Leben[Bearbeiten | Quelltext bearbeiten]

Paul Weibel wurde als dritter Sohn eines Milchmanns in Chur geboren und verbrachte auch seine Kindheit und die Schulzeit in dieser Stadt. Weibel war oft bei seiner Großmutter auf dem Bergbauernhof oberhalb von Passugg, wo seine Mutter aufgewachsen war. Die Zeit auf dem Land prägte ihn sehr. Wegen seiner Gedichtvorträge machte ein Lehrer seinen Eltern den Vorschlag, Paul eine Schauspielschule besuchen zu lassen.[1] Zwischen 1960 und 1963 machte Weibel eine Schauspielausbildung am Bühnenstudio in Zürich. Es folgten erste kleine Rollen am Schauspielhaus Zürich. Danach war Weibel Ensemblemitglied am neugegründeten Theater am Neumarkt in Zürich. Weiterhin gab Weibel ein kurzes Gastspiel am Schauspielhaus in der Ära Löffler/Stein. Er war Gründungsmitglied des Theaters Die Claque in Baden AG. Weibel lebte und arbeitete in Baden; ab 1999 wohnte er in Wettingen. Er war Gründungsmitglied und Präsident des Vereins Vereinigte Theaterschaffende der Schweiz. Weibel machte verschiedene Regiearbeiten an verschiedenen Theatern, mit sehr unterschiedlichen Gruppen. Aus einer Regiearbeit in Valencia entwickelte sich eine langjährige Theaterarbeit in einem Vorstadtviertel von Valencia.

Am 23. Dezember 2023 starb Paul Weibel im Alter von 80 Jahren im Spital in Baden.[2][3]

Wirken[Bearbeiten | Quelltext bearbeiten]

Paul Weibel spielte zunächst kleine Rollen am Zürcher Schauspielhaus, bis er 1966 Mitglied im Gründungsensemble des Theaters am Neumarkt (TaN) in Zürich wurde. Dort spielte er auch größere Rollen, so 1969 den Lenny in „Gerettet“ von Edward Bond. Peter Stein lud Weibel nach einer Aufführung im TaN ein, wieder am Schauspielhaus Zürich mitzuarbeiten.[4]

Das Publikum reagierte gemischt auf die neue Mannschaft unter Leitung von Peter Löffler. Erprobt wurde neben der üblichen Probenarbeit auch ein Mitbestimmungsmodell: Entscheidungen wie Spielplan und Verträge sollten vom Ensemble mitbestimmt werden.
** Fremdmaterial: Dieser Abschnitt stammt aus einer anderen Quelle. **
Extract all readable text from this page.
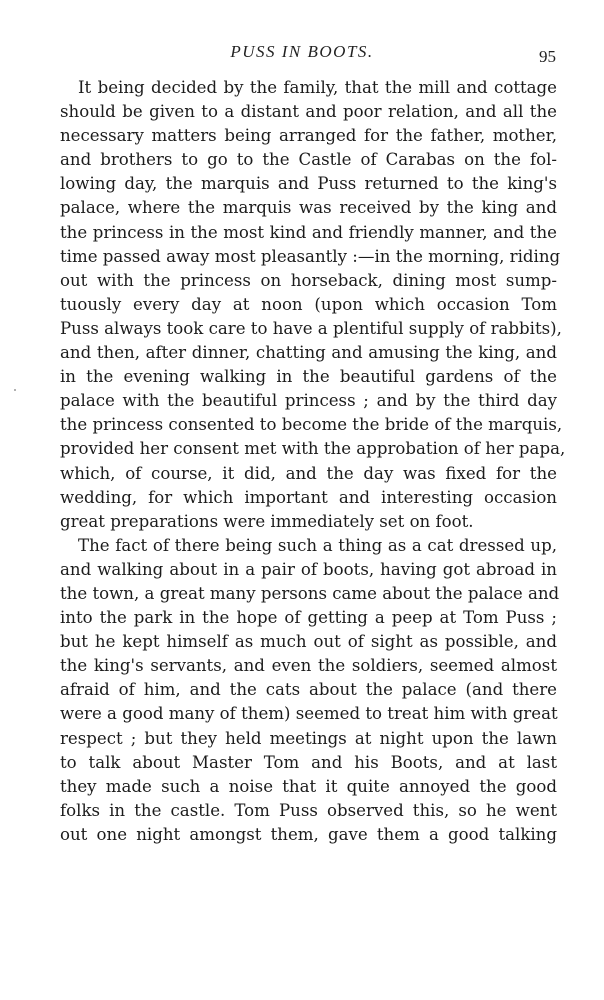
PUSS IN BOOTS.	95
It being decided by the family, that the mill and cottage
should be given to a distant and poor relation, and all the
necessary matters being arranged for the father, mother,
and brothers to go to the Castle of Carabas on the fol-
lowing day, the marquis and Puss returned to the king's
palace, where the marquis was received by the king and
the princess in the most kind and friendly manner, and the
time passed away most pleasantly :—in the morning, riding
out with the princess on horseback, dining most sump-
tuously every day at noon (upon which occasion Tom
Puss always took care to have a plentiful supply of rabbits),
and then, after dinner, chatting and amusing the king, and
in the evening walking in the beautiful gardens of the
palace with the beautiful princess ; and by the third day
the princess consented to become the bride of the marquis,
provided her consent met with the approbation of her papa,
which, of course, it did, and the day was fixed for the
wedding, for which important and interesting occasion
great preparations were immediately set on foot.
The fact of there being such a thing as a cat dressed up,
and walking about in a pair of boots, having got abroad in
the town, a great many persons came about the palace and
into the park in the hope of getting a peep at Tom Puss ;
but he kept himself as much out of sight as possible, and
the king's servants, and even the soldiers, seemed almost
afraid of him, and the cats about the palace (and there
were a good many of them) seemed to treat him with great
respect ; but they held meetings at night upon the lawn
to talk about Master Tom and his Boots, and at last
they made such a noise that it quite annoyed the good
folks in the castle. Tom Puss observed this, so he went
out one night amongst them, gave them a good talking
Allerdings wurde bereits nach drei Inszenierungen dem gesamten Ensemble inkl. Direktor vom Verwaltungsrat gekündigt.[5] Regisseur Peter Stein zog mit vielen Mitarbeiterinnen und Mitarbeitern nach Berlin. Weibel blieb in Zürich.

1971 gründeten Weibel und einige Kollegen in Baden AG „Die Claque“, ein ständiges professionelles Theater, das nach einem Mitbestimungsmodell organisiert war. Das Ensemble setzte sich aus sechs Schauspielern und Schauspielerinnen und einem administrativen Leiter zusammen. Viele Wege der Kontaktaufnahme mit dem Publikum wurden erprobt, ab der ersten Spielzeit gab es schon intensive Kontakte mit Schulen. Weibel übernahm erstmalig bald auch die Regie.[6] Die Claque erhielt nur wenig finanzielle Unterstützung von der Kommune; es gab einen Trägerverein, und von Anfang an war das Theater auf Gastspiele angewiesen. Gemeinsam mit den anderen Kleintheatern im Kanton Aargau wurde nach Strukturverbesserungen gesucht. Weibel entwickelte daraus die Idee, die Kleintheaterszene in der deutschsprachigen Schweiz zu verknüpfen und einen Interessenverband gegenüber Städten und Gemeinden zu bilden. 1983 wurden die „Vereinigten Theaterschaffenden“, kurz VTS, gegründet. Weibel wurde der erste Präsident. Bis 1989 war Weibel zudem Co-Präsident des Centre Suisse ITI, das die Interessen des Schweizer Theaterschaffens beim Internationalen Theaterinstitut vertrat.[7]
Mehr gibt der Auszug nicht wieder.